Vivre à travers lui
Il y avait bien sa tante, Sofia, la sœur de sa mère, qui avait toujours été là pour elle. Sa disparition soudaine et inexpliquée l'avait elle aussi affectée. Sa mère, en apparence aimante et heureuse, était partie un jour, sur un coup de tête, pour l'amour d'un acteur en vogue, en laissant derrière elle Marielle à un âge où le rôle d'une maman est fondamental. Son père n'avait jamais expliqué son geste, ne s'était jamais exprimé sur cette fuite. Il n'en parlait pas. Si on abordait le sujet, il disait qu'il ne pouvait pas tout raconter, qu'il était désolé. Il serrait très fort sa fille dans ses bras et lui assurait que lui, il l'aimait.
Bien souvent, elle retrouvait son père, dans le noir, adossé à la fenêtre de la cuisine, celle qui donnait sur le parc en bas de l’immeuble. Il passait des heures à fumer dans le silence de la nuit. Ses doigts jaunis par le tabac était crispés sur le mégot incandescent, son regard triste en disait long. Elle n’osait pas rajouter sa peine à sa tristesse bien visible. Cette histoire familiale l’avait faite mûrir.
Marielle avait grandi avec ce vide immense. Un jour, elle chercherait à savoir. Mais seule, elle avait vécu, seule, elle resterait. Encore une fois, la vie lui réservait des épreuves. S'enticher d' un homme qui aimait le risque était forcément un pari sur l'avenir, une gageure.
Sa peau lui manquait. Elle pensait sans cesse à son regard noir, envoûtant, pénétrant et doux, à ses gestes emplis de tendresse. Comment résister à ces corps-à-corps tendres et fougueux à la fois ? Chaque nuit lui réservait des moments intenses, tout son être frissonnait, se donnait à cet amoureux de l'amour. Il la serrait très fort, parcourait de sa langue, ses seins, son ventre, sa toison.

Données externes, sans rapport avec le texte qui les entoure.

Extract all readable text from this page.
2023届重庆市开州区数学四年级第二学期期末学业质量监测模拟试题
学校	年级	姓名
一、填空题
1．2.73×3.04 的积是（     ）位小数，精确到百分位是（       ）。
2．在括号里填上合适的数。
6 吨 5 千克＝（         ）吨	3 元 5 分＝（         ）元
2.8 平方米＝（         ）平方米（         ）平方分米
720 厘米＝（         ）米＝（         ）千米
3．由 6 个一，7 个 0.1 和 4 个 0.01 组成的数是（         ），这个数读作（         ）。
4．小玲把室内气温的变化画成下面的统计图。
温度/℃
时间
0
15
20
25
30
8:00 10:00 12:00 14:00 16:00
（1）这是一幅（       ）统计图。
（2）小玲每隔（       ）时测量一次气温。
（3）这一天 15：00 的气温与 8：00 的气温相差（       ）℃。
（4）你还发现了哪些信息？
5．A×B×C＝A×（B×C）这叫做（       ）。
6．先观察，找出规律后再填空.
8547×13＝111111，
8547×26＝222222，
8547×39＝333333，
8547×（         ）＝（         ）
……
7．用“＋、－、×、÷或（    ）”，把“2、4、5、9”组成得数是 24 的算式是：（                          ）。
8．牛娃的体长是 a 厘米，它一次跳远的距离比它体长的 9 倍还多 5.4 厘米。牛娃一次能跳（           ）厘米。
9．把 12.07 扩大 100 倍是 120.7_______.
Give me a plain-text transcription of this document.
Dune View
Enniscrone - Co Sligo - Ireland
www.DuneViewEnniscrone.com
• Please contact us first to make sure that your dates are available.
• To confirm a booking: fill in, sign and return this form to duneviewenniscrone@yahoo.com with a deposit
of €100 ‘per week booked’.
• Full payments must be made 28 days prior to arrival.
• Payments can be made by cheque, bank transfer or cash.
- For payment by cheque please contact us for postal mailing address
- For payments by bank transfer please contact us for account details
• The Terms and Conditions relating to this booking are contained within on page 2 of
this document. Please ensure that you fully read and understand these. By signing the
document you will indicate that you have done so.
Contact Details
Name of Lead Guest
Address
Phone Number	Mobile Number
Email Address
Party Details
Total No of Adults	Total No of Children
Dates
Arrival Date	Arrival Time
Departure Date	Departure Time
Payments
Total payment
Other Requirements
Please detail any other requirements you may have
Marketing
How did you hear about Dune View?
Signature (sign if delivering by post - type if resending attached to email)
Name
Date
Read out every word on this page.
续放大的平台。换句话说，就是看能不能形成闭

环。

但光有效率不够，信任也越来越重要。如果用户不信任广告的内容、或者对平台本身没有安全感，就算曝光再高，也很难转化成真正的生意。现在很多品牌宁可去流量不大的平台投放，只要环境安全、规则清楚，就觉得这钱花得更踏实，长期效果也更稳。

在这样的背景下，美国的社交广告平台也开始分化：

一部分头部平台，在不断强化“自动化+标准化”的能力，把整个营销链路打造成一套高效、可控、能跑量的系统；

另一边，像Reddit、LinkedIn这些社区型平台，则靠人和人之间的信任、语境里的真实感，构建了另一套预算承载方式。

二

Ses cuisses s'écartaient, s'offraient. Il la pénètrait d'abord doucement, puis sauvagement, les laissant épuisés, transpirants, mais heureux. Elle lui apppartenait.
Que faire sans lui ? Heureusement, son emploi du temps de petit rat de l'Opéra de Paris ne lui laissait que peu de répit pour penser, s'apitoyer sur son sort. Elle avançait, elle assumait ses choix, elle croyait en des jours meilleurs.
L'avocat de Léo lui fit passer une lettre :
Ma chérie, j'ai fait une bêtise, nous avons fait une erreur qui m'a mené à ta perte. Tu sais comme je t'aime, ne l'oublie jamais. Tu m'as fait confiance, je t'ai aimé du mieux que je pouvais, je t'ai fait prendre des risques, je t'ai entraînée dans une spirale infernale. Personne n'est infaillible. En voici la preuve aujourd'hui. J'espère sortir dans trois mois, m'attendras-tu ?
Ton homme, Léo.
Elle pressa la feuille sur son coeur, elle avait du mal à réaliser que son amoureux était en prison, parmi d'autres hommes, purgeant sa peine dans ce milieu carcéral si dur. C'était sûr, il ne serait plus le même.
Léo et ses complices passèrent en comparution immédiate et écopèrent de vingt-quatre mois de prison. La sentance était lourde bien qu'il n'y ait eu ni violence, ni blessé et que peu de dégâts. (L'équipe de Léo y tenait).
Le juge avait retenu le préjudice moral subi par le bijoutier qui, armé, veillait chaque nuit dans son commerce. Il voulait faire la justice lui-même mais heureusement n'avait pas tiré sur les cambrioleurs. Tous s'en sortaient bien. Le bijoutier avait l'intention de fermer sa boutique. Il prenait des antidépresseurs depuis des années, pour lui c'était le vol de trop.
L'avocat lui assura que la peine était conforme à ce qu'il avait fait, leur bande organisée avait prémédité leurs actes, ce qui avait forcément influé sur la décision du juge. Il ne lui restait plus qu'à attendre.
Elle s'allongea sur son lit, amère, touchée au plus profond de son être, elle qui, contre l'avis de tous, avait choisi un voleur de quartier, au lieu d'un élégant fils de bonne famille. Elle ne pourrait voir Léo au parloir que dans quinze jours. Elle alluma la télévision et regarda toutes les séries que Léo aimait tant, celles où le héros s'en sort toujours.